For many women, bladder sling surgery is highly effective at preventing bladder leaks. The National Institutes of Health reports that midurethral bladder sling surgery has shown to be up to 81 percent effective in women one year after the procedure.
What to Expect After Bladder Sling Surgery
Bladder sling surgery recovery looks different for everyone. With an outpatient bladder sling procedure, you may experience pain for just a few days or for several weeks post-op. Inpatient bladder sling surgery can take up to six weeks for full recovery.
How painful is bladder sling surgery?
The actual procedure should be painless, since it will involve anesthesia. During bladder sling surgery recovery, you may feel pain at the incision site, as well as some internal abdominal cramping. Your physician should prescribe you with pain medication during those first few days or weeks, but if your pain is unmanageable, see your doctor right away.
How long do you stay in the hospital after bladder sling surgery?
With a midurethral bladder sling surgery, you should be able to return home the same day — just be sure to have someone available to drive you.
With a conventional sling, you will likely need to stay at the hospital overnight for observation, but can return home the following day.
How long does recovery take after bladder sling surgery?
Minimally invasive bladder sling surgery usually involves just a week or two of recovery time, while traditional slings may take up to six weeks for recovery. Plan on taking it easy, managing pain and avoiding strenuous activity.
How much bleeding is normal after bladder sling surgery?
Aside from blood at the incision site, you may experience some vaginal bleeding for up to a week or two after surgery. This bleeding should be light or pinkish in color and minimal. If you experience significant bleeding, call your doctor right away.
What activities are restricted after bladder sling surgery?
It’s important to listen to your doctor’s advice on restrictions after bladder sling surgery in order to avoid complications. For example, running after bladder sling surgery is not recommended. Common things to avoid during the first two to six weeks include:
- Sexual intercourse
- Strenuous exercise
- Heavy lifting
- Use of tampons or menstrual cups
- Driving (ask your doctor when it’s safe to drive again)
Is it normal to leak after bladder sling surgery?
Mild leaking after bladder sling surgery may not be an issue, but if leaks continue, talk to your doctor right away. In general, you should experience far fewer leaks (or none at all), and may even have a harder time emptying your bladder for a week or two.
Does bladder sling surgery involve a catheter?
A catheter is typically only used after a conventional bladder sling surgery if you are unable to urinate.
What are the side effects of a bladder sling?
While most patients experience few side effects, there are always risks involved with any surgery. If you experience bloating after bladder sling surgery, the placement may be off, and you should consult your doctor.

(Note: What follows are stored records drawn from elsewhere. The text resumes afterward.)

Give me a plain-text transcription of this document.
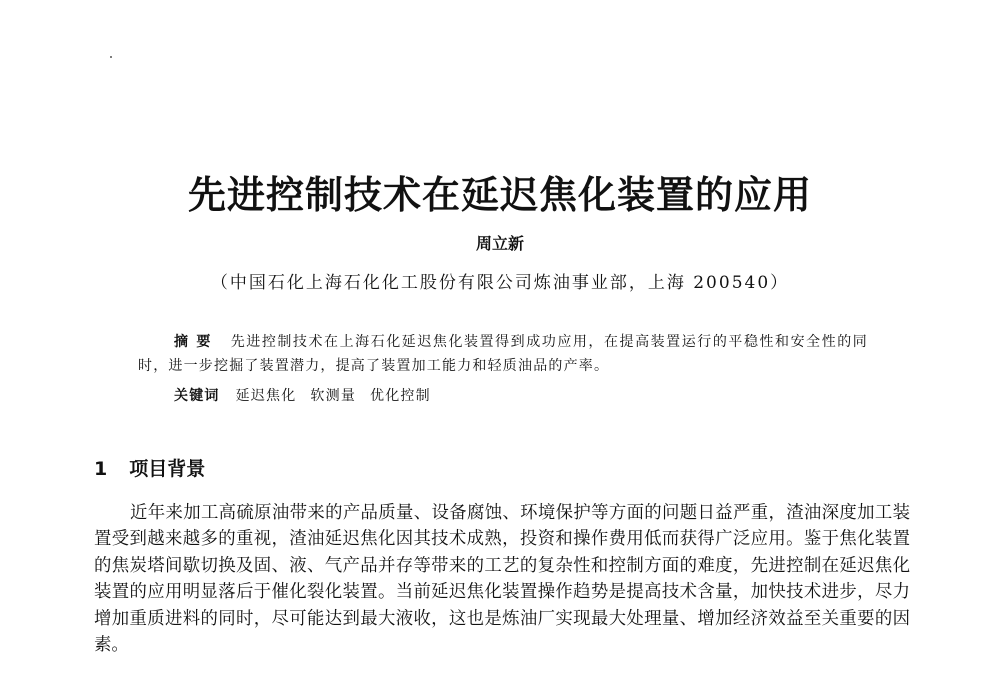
先进控制技术在延迟焦化装置的应用
周立新
（中国石化上海石化化工股份有限公司炼油事业部，上海 200540）
摘要 先进控制技术在上海石化延迟焦化装置得到成功应用，在提高装置运行的平稳性和安全性的同时，进一步挖掘了装置潜力，提高了装置加工能力和轻质油品的产率。
关键词 延迟焦化 软测量 优化控制
1 项目背景
近年来加工高硫原油带来的产品质量、设备腐蚀、环境保护等方面的问题日益严重，渣油深度加工装置受到越来越多的重视，渣油延迟焦化因其技术成熟，投资和操作费用低而获得广泛应用。鉴于焦化装置的焦炭塔间歇切换及固、液、气产品并存等带来的工艺的复杂性和控制方面的难度，先进控制在延迟焦化装置的应用明显落后于催化裂化装置。当前延迟焦化装置操作趋势是提高技术含量，加快技术进步，尽力增加重质进料的同时，尽可能达到最大液收，这也是炼油厂实现最大处理量、增加经济效益至关重要的因素。
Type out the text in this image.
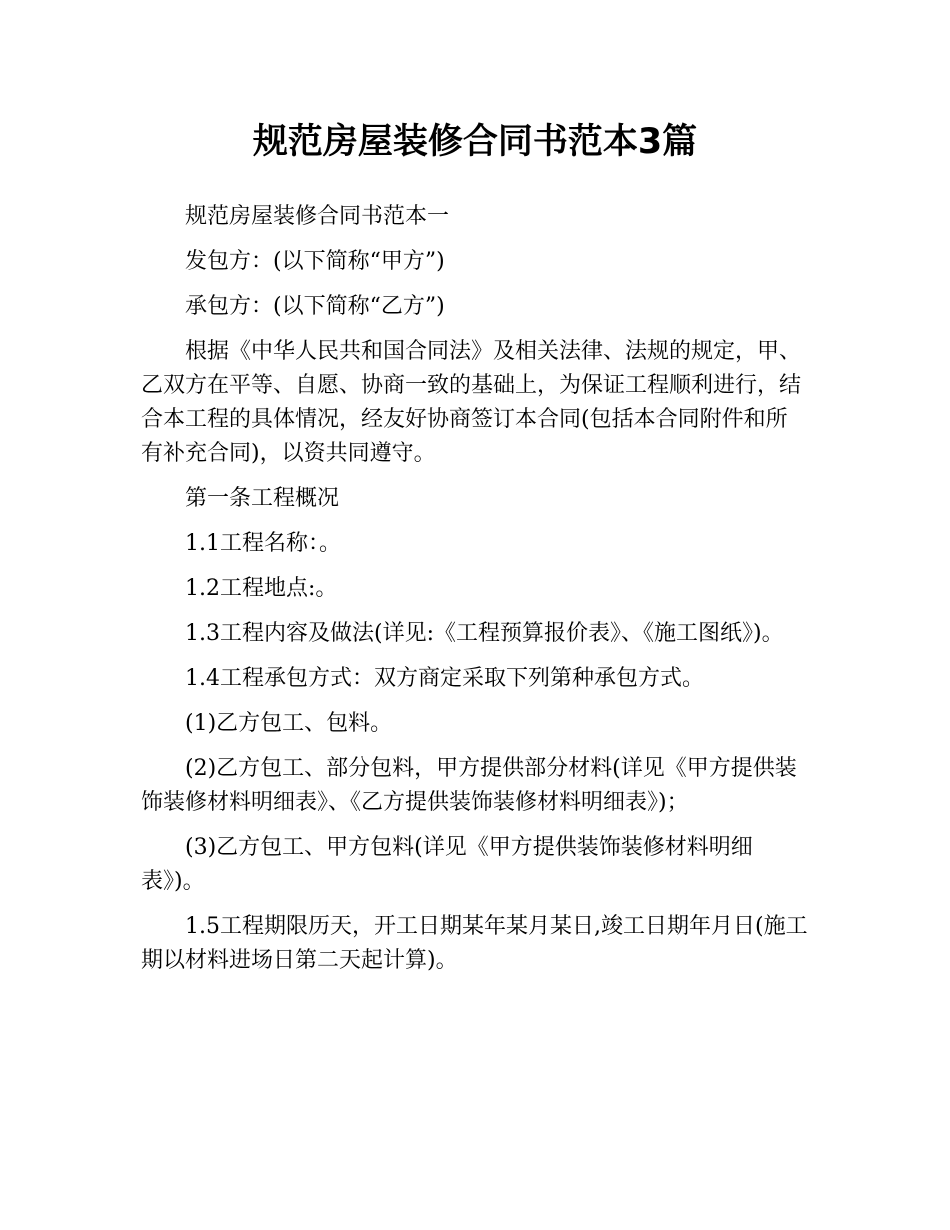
规范房屋装修合同书范本3篇

规范房屋装修合同书范本一

发包方：(以下简称“甲方”)

承包方：(以下简称“乙方”)

根据《中华人民共和国合同法》及相关法律、法规的规定，甲、乙双方在平等、自愿、协商一致的基础上，为保证工程顺利进行，结合本工程的具体情况，经友好协商签订本合同(包括本合同附件和所有补充合同)，以资共同遵守。

第一条工程概况

1.1工程名称：。

1.2工程地点:。

1.3工程内容及做法(详见:《工程预算报价表》、《施工图纸》)。

1.4工程承包方式：双方商定采取下列第种承包方式。

(1)乙方包工、包料。

(2)乙方包工、部分包料，甲方提供部分材料(详见《甲方提供装饰装修材料明细表》、《乙方提供装饰装修材料明细表》)；

(3)乙方包工、甲方包料(详见《甲方提供装饰装修材料明细表》)。

1.5工程期限历天，开工日期某年某月某日,竣工日期年月日(施工期以材料进场日第二天起计算)。
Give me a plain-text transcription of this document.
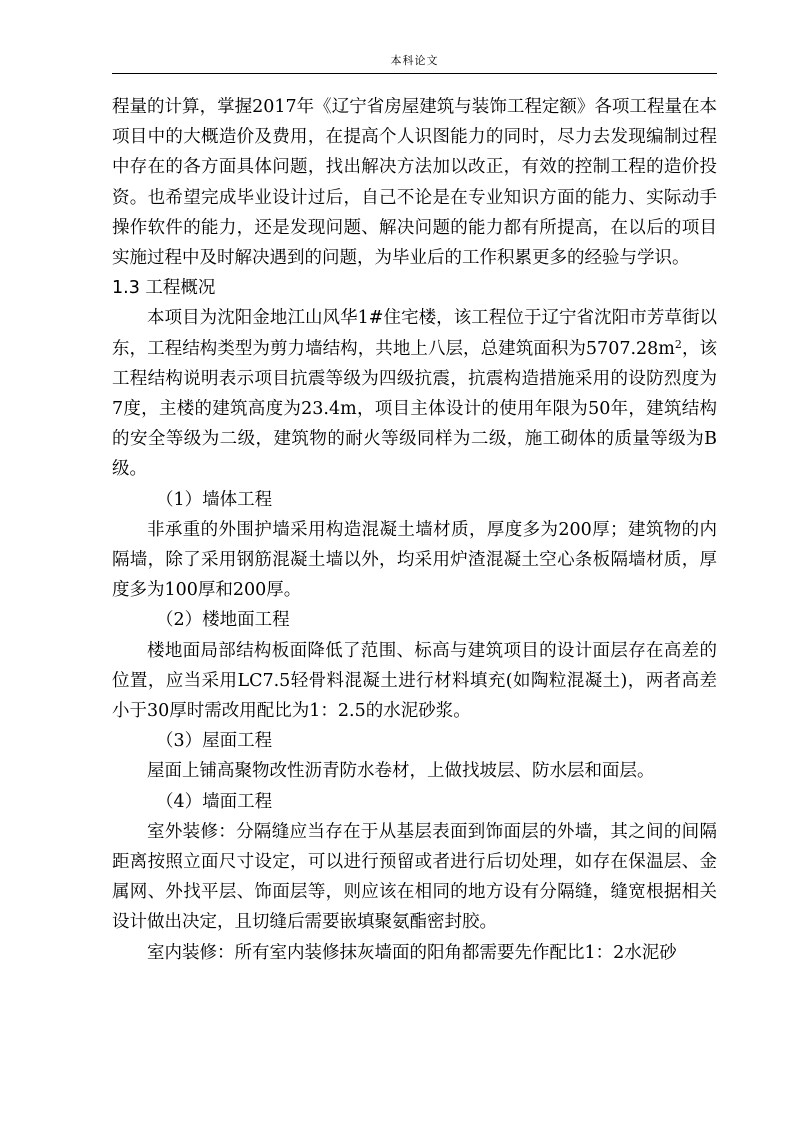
本科论文

程量的计算，掌握2017年《辽宁省房屋建筑与装饰工程定额》各项工程量在本项目中的大概造价及费用，在提高个人识图能力的同时，尽力去发现编制过程中存在的各方面具体问题，找出解决方法加以改正，有效的控制工程的造价投资。也希望完成毕业设计过后，自己不论是在专业知识方面的能力、实际动手操作软件的能力，还是发现问题、解决问题的能力都有所提高，在以后的项目实施过程中及时解决遇到的问题，为毕业后的工作积累更多的经验与学识。

1.3 工程概况

本项目为沈阳金地江山风华1#住宅楼，该工程位于辽宁省沈阳市芳草街以东，工程结构类型为剪力墙结构，共地上八层，总建筑面积为$5707.28m^2$，该工程结构说明表示项目抗震等级为四级抗震，抗震构造措施采用的设防烈度为7度，主楼的建筑高度为23.4m，项目主体设计的使用年限为50年，建筑结构的安全等级为二级，建筑物的耐火等级同样为二级，施工砌体的质量等级为B级。

（1）墙体工程

非承重的外围护墙采用构造混凝土墙材质，厚度多为200厚；建筑物的内隔墙，除了采用钢筋混凝土墙以外，均采用炉渣混凝土空心条板隔墙材质，厚度多为100厚和200厚。

（2）楼地面工程

楼地面局部结构板面降低了范围、标高与建筑项目的设计面层存在高差的位置，应当采用LC7.5轻骨料混凝土进行材料填充(如陶粒混凝土)，两者高差小于30厚时需改用配比为1：2.5的水泥砂浆。

（3）屋面工程

屋面上铺高聚物改性沥青防水卷材，上做找坡层、防水层和面层。

（4）墙面工程

室外装修：分隔缝应当存在于从基层表面到饰面层的外墙，其之间的间隔距离按照立面尺寸设定，可以进行预留或者进行后切处理，如存在保温层、金属网、外找平层、饰面层等，则应该在相同的地方设有分隔缝，缝宽根据相关设计做出决定，且切缝后需要嵌填聚氨酯密封胶。

室内装修：所有室内装修抹灰墙面的阳角都需要先作配比1：2水泥砂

Other complications include prolonged abdominal pain, painful intercourse and urinary tract infection. There is also a small chance that the mesh material could begin to erode through your tissue or become exposed.
Do bladder slings need to be replaced?
If your bladder sling is placed improperly or shifts over time, it may need to be removed or replaced.
As with any operation, it’s important to weigh the pros and cons, and consult your doctor for advice. For many women, bladder sling surgery provides powerful relief to chronic stress-induced incontinence, and can be a safe, minimally invasive procedure.